Cosmos (https://github.com/azukaar/Cosmos-Server)

Younohost (https://yunohost.org/)

Runtipi (https://github.com/runtipi/runtipi)

2 comments

Also most of the popular NAS setups. I'm pretty happy self-hosting everything on my Unraid server. I just checked, all of the tools in the article are in Unraid's App center (except Streamyfin which is a phone app). And if something isn't you can add docker containers or VMs as necessary.
Thanks for the list. I hadn't heard of some of those.
I feel so old, I haven't heard of any of them.

When I think of installing software, my mind goes to things like "apt-get install" and maybe opening /etc/xyz.conf in "vi". Who knew installing software needed so much support? Even docker seems so overboard for 90% of "single home lab machine" use cases.

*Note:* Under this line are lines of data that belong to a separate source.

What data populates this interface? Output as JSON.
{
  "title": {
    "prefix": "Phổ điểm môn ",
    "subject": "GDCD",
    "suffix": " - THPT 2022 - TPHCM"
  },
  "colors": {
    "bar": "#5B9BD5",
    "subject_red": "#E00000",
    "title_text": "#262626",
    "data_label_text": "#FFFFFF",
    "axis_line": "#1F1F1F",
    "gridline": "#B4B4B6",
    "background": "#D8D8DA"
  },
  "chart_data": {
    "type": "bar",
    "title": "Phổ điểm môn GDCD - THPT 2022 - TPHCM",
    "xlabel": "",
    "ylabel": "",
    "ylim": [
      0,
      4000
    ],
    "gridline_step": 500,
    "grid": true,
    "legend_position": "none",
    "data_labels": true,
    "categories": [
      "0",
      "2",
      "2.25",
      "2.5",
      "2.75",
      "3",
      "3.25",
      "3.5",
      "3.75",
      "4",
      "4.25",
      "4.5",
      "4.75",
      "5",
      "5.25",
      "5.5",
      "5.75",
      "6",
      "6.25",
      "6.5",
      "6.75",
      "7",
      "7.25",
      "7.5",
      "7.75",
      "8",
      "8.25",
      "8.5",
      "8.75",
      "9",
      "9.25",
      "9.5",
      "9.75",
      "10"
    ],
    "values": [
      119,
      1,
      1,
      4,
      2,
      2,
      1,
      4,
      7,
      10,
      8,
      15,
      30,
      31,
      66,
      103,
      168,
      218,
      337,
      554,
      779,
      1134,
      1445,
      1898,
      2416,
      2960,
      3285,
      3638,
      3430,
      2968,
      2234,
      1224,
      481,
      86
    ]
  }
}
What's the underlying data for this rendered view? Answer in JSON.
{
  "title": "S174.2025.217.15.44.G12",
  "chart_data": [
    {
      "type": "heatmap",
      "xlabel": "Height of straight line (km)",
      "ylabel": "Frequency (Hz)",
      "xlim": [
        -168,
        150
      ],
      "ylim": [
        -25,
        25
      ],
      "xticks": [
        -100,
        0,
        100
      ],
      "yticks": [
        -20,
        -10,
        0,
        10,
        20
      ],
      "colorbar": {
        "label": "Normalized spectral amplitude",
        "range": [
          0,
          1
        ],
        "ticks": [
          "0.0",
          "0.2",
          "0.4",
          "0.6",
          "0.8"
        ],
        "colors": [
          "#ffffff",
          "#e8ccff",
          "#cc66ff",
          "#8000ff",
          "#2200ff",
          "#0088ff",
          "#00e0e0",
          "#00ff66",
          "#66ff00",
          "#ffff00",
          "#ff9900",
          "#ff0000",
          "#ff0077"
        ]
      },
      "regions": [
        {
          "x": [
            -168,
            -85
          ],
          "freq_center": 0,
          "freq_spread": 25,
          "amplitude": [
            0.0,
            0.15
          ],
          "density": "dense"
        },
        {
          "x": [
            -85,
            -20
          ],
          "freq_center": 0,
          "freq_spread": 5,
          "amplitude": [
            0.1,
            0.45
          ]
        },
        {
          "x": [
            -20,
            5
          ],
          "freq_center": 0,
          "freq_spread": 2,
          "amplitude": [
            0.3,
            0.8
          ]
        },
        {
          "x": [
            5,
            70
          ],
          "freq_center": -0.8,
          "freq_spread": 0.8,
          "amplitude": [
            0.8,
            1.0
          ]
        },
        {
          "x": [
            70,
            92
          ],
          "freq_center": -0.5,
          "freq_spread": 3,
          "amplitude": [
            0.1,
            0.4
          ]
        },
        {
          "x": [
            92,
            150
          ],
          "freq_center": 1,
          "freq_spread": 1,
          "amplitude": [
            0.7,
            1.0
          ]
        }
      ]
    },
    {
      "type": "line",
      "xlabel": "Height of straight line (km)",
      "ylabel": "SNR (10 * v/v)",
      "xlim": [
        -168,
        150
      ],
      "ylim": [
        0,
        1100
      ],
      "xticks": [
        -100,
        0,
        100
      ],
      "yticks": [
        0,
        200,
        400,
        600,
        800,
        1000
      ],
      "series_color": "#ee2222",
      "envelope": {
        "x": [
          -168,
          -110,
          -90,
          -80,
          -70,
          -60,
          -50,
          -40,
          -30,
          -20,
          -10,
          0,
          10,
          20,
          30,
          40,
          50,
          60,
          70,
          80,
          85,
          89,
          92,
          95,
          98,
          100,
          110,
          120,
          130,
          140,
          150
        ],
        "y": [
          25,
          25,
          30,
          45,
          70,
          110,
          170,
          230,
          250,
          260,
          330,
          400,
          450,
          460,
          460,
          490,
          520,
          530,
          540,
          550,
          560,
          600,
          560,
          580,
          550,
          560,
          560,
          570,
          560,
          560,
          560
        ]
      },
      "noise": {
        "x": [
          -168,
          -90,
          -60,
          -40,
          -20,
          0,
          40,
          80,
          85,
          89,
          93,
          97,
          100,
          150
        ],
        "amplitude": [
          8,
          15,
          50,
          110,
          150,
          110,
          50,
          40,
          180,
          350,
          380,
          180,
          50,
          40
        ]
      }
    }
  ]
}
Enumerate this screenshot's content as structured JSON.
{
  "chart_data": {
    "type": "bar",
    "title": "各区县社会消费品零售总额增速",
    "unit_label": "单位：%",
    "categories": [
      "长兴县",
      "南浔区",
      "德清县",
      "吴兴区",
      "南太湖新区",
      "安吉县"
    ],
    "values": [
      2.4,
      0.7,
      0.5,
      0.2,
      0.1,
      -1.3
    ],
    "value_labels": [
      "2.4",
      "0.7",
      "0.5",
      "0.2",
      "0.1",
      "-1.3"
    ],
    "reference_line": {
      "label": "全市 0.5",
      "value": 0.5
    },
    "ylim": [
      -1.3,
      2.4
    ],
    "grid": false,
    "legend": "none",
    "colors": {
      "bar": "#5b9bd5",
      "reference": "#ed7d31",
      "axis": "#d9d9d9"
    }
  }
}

That apt-get install never actuay worked properly - what if packageA uses version A of a dependency, but packageB uses version B of that same dependency? Sure, debian/Ubuntu maintainers did the painstaking job of making an environment where most packages can happily live together, but that only worked until you had to use this new version of program C that requires a newer dependency for this and that and that.

Also, it always left behind orphaned packages, a good test was/is to install the whole of gnome, then the whole of plasma, and remove them both. Ideally, nothing should be left alone.

The only package manager capable of that is Nix (and those that use the same fundamental model). A second best option is to simply ship your whole work machine, a la docker.